PHP Bugs Me, or Where Type Coercion Causes Bugs

I really like PHP as a technology, both for its extensibility and its deployment style. I think it is the quickest and most straightforward platform to create web applications with, and frameworks like CodeIgniter make it even better.

I’ve long been on the fence regarding PHP’s type coercion and comparison issues, but a recent bug in Mantis Bug Tracker has made me /facepalm for the first time in my long history of working with PHP:

When I click on “Edit” next to 1.2, mantis shows me the 1.20 properties. When I click 1.1 it shows me 1.10!

The offending snippet of code:

foreach( $g_cache_versions as $t_version ) {
   if ( ( $t_version['version'] == $p_version )
      && ( $t_version['project_id'] == $c_project_id ) ) {
      return $t_version['id'];
   }
}

At first glance, it seems perfectly normal… and then you read the commit log, emphasis mine:

This is due to an incorrect version name comparison in version_get_id whereby the following check between strings was occurring:

if( "1.1" == "1.10" ) { ... }

PHP evaluates this expression to true because 1.1 and 1.10 are treated as floats. We however need to preserve the string type during this comparison, thus we need to use the === comparison operator instead.

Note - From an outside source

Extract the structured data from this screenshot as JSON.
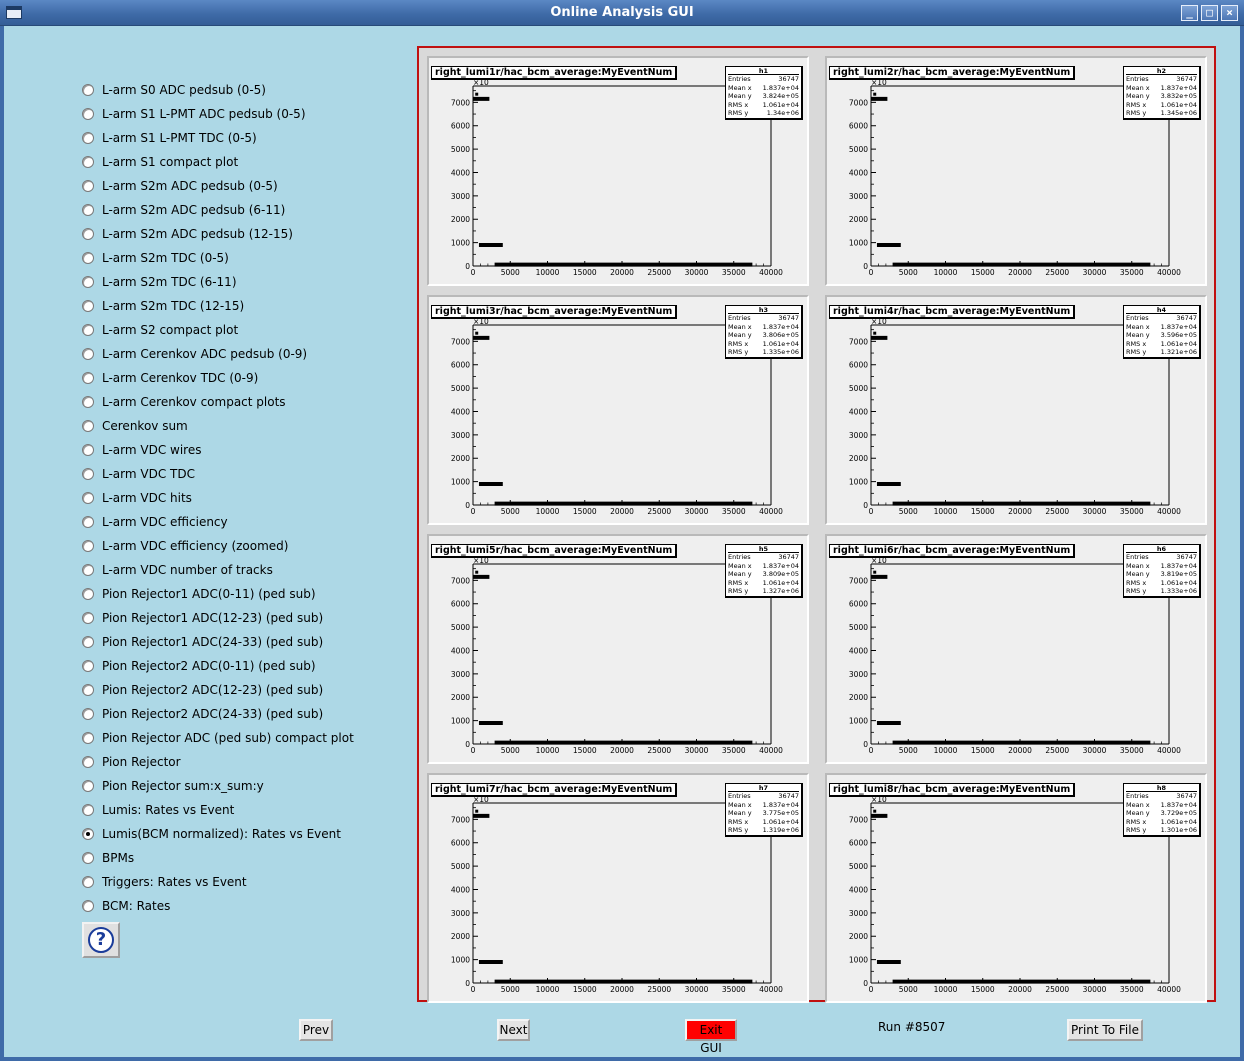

I thought I’d seen it all…

On the Inelegance of PHP

As a well-seasoned PHP developer for MantisBT and other projects, but at the same time a seasoned developer in Python, C++, Lua, etc, I found this interesting article on Hacker News, Yet, a short piece on the “history” and development of PHP as a language.

A few choice quotes that I most enjoyed:

I don’t know anyone who programs in PHP and hasn’t … become much more acquainted with the concept of “haystack” and “needle” than any one person should have to in a lifetime.

 

With time, an experienced developer learns that the only reason why any particular functionality is not in PHP is that it’s not there — yet.

 

Invariably, PHP developers who try to settle into a framework have the (often irresistible) urge to simply drop it and write their own, because, you see, there is no framework that does things the way he or she wants — yet.

I really like working on the PHP projects that I’m a part of, but every time I write a Python script to do something, it just reminds me of how unsophisticated PHP really is as a language. Perhaps that’s OK; it certainly hasn’t stopped me… yet.